Ce bruit… Il faisait penser à un animal qui criait, un fantôme qui pleurait au loin sur le bord d’une falaise, une femme qui hurlait sa peine dans le vent, une craie sur un tableau noir, de longues griffes sur la pierre. Jamais, il ne faiblissait.

La jeune femme paniqua. Les larmes perlèrent sur ses joues.

La bête était-elle de retour ?

Ou était-ce l’homme ?

Ou les deux à la fois ? Elle repensa aux paroles de Lan, son corps se mit à trembler.

Pourquoi ne lui avait-elle pas accordé un peu plus de crédit ? Pourquoi ne l’avait-elle pas écouté davantage ? Elle s’en voulait.

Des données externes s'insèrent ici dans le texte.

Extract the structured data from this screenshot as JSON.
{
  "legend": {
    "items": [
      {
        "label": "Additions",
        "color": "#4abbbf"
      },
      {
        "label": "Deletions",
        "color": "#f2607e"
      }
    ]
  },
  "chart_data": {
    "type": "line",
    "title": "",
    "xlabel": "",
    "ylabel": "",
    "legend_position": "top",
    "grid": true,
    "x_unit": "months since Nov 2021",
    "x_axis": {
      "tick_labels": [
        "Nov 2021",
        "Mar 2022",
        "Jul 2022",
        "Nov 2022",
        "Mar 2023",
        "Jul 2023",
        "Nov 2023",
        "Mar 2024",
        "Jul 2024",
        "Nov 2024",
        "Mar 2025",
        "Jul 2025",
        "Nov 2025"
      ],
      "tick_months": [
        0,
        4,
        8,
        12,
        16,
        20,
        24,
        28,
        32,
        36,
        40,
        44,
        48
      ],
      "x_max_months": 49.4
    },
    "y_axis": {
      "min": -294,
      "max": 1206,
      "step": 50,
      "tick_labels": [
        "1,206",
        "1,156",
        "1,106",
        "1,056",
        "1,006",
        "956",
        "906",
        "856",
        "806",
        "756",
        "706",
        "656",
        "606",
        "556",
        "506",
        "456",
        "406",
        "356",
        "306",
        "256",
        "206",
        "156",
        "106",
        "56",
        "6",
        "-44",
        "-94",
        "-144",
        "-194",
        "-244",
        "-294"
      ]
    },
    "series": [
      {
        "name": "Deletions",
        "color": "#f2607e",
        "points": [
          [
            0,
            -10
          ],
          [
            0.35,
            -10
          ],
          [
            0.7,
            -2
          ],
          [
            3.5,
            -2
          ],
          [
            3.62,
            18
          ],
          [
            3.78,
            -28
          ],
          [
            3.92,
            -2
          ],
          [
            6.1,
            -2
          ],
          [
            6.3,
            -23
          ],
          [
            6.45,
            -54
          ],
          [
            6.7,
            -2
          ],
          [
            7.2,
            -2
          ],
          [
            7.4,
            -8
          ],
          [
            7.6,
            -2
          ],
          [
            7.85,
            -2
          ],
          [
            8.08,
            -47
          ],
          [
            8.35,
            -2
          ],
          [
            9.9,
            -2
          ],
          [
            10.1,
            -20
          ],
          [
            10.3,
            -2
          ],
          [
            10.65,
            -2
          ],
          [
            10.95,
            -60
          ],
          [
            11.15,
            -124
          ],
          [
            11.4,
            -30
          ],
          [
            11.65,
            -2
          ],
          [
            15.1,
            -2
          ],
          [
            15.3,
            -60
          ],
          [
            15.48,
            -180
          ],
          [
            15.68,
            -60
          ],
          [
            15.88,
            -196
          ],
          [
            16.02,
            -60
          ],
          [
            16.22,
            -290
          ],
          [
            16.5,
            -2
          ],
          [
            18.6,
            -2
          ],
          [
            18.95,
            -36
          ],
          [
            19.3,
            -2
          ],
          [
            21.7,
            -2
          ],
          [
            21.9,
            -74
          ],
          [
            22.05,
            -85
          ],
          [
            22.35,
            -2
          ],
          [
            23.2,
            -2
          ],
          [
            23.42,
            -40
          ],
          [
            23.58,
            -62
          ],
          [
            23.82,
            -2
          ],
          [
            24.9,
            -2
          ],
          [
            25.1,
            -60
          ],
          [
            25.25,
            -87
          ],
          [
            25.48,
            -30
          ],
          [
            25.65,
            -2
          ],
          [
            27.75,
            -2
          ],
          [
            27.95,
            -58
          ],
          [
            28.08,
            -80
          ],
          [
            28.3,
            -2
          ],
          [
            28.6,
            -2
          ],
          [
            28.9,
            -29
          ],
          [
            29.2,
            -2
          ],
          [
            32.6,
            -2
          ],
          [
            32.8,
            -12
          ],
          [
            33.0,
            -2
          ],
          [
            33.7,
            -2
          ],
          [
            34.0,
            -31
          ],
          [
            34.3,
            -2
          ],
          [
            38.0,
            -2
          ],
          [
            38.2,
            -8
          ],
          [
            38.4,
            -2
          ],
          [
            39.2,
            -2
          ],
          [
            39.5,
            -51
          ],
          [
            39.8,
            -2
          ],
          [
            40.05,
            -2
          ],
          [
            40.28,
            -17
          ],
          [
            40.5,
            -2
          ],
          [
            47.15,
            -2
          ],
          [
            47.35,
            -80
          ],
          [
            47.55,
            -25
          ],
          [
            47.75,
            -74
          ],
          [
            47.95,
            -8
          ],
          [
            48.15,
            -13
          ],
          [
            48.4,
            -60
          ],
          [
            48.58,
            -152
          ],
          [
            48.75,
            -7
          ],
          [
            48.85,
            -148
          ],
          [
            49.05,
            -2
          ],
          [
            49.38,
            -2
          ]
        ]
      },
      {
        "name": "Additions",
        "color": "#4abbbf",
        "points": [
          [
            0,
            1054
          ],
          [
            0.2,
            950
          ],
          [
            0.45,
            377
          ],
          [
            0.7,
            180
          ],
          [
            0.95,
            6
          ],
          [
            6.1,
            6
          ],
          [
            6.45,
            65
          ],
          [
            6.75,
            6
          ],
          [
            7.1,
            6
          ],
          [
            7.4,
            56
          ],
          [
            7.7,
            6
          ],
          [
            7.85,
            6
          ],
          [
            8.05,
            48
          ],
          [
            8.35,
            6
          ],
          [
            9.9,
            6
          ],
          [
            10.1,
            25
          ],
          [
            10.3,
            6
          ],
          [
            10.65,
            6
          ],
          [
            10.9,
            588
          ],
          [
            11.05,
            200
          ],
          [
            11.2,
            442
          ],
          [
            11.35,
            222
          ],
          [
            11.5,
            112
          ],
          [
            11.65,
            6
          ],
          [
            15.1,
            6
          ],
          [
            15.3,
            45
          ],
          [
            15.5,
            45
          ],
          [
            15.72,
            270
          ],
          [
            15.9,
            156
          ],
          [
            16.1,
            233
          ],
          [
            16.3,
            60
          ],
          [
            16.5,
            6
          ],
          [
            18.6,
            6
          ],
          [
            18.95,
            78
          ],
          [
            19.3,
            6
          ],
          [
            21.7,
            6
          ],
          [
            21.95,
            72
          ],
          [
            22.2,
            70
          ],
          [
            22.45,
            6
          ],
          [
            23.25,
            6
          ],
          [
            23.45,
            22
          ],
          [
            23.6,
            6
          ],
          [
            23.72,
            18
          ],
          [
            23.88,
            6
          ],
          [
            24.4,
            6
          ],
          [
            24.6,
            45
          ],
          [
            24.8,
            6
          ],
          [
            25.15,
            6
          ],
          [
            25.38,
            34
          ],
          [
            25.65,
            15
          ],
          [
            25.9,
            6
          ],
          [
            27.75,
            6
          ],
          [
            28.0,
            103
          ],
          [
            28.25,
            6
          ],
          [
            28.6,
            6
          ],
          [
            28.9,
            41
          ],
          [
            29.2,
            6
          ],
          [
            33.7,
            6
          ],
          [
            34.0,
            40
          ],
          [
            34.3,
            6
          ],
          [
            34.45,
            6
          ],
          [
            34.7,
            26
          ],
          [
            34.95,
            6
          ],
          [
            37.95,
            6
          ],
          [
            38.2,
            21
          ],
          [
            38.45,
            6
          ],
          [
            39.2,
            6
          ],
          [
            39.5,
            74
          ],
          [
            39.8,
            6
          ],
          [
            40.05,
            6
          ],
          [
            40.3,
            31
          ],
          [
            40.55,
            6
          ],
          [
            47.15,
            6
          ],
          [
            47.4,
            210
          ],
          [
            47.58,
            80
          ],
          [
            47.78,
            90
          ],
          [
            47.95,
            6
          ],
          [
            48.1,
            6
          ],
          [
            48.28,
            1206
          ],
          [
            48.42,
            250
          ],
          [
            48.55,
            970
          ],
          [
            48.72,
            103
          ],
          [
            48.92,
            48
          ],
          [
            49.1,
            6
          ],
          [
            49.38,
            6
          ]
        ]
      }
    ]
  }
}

Si Lan avait pu aller au bout de ses explications, il l’aurait peut-être convaincue et, alors, elle aurait passé la journée avec lui, peut-être même la nuit. Elle ne se serait pas retrouvée seule avec la peur qui la drapait comme le voile de la mort.

Elle tint bon dix minutes. Lorsque le cri s’accentua, que d’autres vinrent se mêler à lui, comme si des centaines de voix hurlaient à l’unisson, elle sut qu’il ne lui restait plus qu’une chose à faire.

Elle s’empara de son téléphone qui gisait sur sa table de nuit et composa le numéro de Lan. On était au beau milieu de la nuit, elle espérait qu’il ne dormait pas, qu’il décrocherait.